As a part of the IWLA annual fly-in, IDS joined other warehouse based 3PLs in Washington, DC to hear the latest information on issues affecting the warehouse industry and to meet with Congressional Representatives.
During the two days on the Hill, we heard about the latest efforts of the Department of Labor regarding joint employer status and proposed changes to overtime regulations. Both of these issues hit home in the warehousing industry because of the large numbers of seasonal and temporary workers. There currently is no common definition with the various federal agencies of a joint employer. The administration is working to establish a common definition within all federal agencies that would be based on the traditional control and records tests. The US Chamber together with the International Warehouse Logistics Association (IWLA) is working hard to establish this common definition.
The Department of Labor is in the rulemaking process to set wage threshold for administrative positions to be exempt and to establish workable duties tests that are more appropriate. The IWLA will continue to be supportive of these efforts and intends to submit comments are the proposed rules.
Consistent with the tightness in the broader labor market, it is no surprise that the trucking industry has a significant lack of drivers. With the aging of the industry’s current drivers there is a great need to bring younger individuals into the industry. While many states currently allow individuals between 18 and 21 to drive trucks within their state, the federal law precludes those individuals from crossing state lines. This restriction works to discourage younger individuals from exploring the profession since the higher paying positions are those that can drive interstate.
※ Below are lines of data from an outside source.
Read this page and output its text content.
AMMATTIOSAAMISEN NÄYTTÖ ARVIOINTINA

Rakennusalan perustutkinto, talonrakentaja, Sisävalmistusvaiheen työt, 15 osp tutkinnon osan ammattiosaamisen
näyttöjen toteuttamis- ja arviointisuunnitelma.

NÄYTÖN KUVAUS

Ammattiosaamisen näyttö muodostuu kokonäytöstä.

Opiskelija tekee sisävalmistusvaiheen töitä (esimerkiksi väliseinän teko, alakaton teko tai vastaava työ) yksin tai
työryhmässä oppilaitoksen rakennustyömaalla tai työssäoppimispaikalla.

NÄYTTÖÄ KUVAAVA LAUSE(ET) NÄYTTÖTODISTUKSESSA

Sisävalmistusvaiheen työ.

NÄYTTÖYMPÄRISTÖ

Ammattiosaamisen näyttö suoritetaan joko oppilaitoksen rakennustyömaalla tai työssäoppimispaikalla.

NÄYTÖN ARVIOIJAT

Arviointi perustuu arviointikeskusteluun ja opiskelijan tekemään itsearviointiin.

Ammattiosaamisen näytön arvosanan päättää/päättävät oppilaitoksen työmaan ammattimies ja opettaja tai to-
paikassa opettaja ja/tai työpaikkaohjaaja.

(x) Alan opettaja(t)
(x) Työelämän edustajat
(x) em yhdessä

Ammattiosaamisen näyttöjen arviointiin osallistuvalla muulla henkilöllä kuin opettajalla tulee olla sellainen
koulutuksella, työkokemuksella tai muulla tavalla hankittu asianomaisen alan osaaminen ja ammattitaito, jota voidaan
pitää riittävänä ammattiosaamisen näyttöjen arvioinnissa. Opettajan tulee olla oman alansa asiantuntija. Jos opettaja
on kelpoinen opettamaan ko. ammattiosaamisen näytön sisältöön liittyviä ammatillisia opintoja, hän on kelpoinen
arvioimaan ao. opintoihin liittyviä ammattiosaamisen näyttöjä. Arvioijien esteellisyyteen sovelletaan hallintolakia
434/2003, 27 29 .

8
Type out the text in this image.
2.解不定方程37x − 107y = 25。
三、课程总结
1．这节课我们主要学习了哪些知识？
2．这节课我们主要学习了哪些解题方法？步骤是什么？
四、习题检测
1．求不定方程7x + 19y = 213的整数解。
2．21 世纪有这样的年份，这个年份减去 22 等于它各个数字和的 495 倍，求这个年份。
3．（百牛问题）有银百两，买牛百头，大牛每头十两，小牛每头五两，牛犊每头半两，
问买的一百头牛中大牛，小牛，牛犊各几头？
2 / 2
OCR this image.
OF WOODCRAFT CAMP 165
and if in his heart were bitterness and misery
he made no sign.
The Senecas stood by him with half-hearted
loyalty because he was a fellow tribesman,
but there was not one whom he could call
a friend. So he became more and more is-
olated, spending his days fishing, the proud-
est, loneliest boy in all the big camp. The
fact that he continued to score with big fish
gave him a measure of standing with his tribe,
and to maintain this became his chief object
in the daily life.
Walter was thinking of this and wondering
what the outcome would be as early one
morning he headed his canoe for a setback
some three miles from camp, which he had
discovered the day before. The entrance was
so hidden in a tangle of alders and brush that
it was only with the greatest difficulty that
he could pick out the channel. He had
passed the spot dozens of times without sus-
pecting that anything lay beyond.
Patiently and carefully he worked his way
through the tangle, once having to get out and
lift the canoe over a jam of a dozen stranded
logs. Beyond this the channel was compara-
The DriveSAFE Act would allow individuals between 18 – 21 years of age to drive commercial vehicles across state lines and open these positions to those high school graduates who are looking at a vocational occupation rather than a traditional four year college degree program.
Rep. Trey Hollingsworth (R-IN 9th District) and Senator Todd Young (R-IN) are sponsoring the bill in the House and the Senate. IDS representatives met with both Rep. Hollingsworth and Senator Young to show support and discuss ways in which the IWLA could work with them to ensure this legislation is passed in the current Congress. While the highly partisan nature of the current Congress will make passage a challenge. There is some bi-partisan support for the bill and there is a pathway to passage in both Houses of Congress. IDS through its involvement with IWLA, will be working closely with both of our members of Congress to help gain the support necessary to pass this important bill.
One of the biggest discussions was the recent conversations between Democratic Leaders and the President over infrastructure investment. While the trucking industry, the warehouse industry and many others support significant investment in infrastructure, many of those closest to the issue remain highly skeptical that a $2 trillion investment proposal will actually get passed. More importantly there is concern about appropriations for the Highway Trust Fund. The Trust Fund pays for maintenance and construction of the federal highway system. An increase in the appropriations to the Trust Fund is necessary to address immediate and growing need for repairs to our roads and bridges. Many industry groups, including the IWLA, support an increase to the national gas tax as the best way to increase revenue. This tax has not been increased in 25 years but many in Congress are averse to any tax increase which will make any attempt to increase funding for our roads and bridges very difficult. IDS is working with the Indiana Congressional delegation to identify ways that we can be of assistance in providing information about the extreme need for increased funding for the Trust Fund.
Lastly, IDS has been asked to provide input to the Immigration and Customs Enforcement (ICE) agency to help better enforce and prevent prohibited products from being shipped direct to the consumer from overseas ecommerce companies. ICE has seen a growing number of prohibited products enter the country through the parcel system which is not screened in the same way as products moving into the country in bulk. IDS is happy to participate with ICE and the parcel carriers to find a workable solution to this important problem.
As we have in the past, IDS will remain active in government affairs in order to remain on top of issues affecting our customers and industry.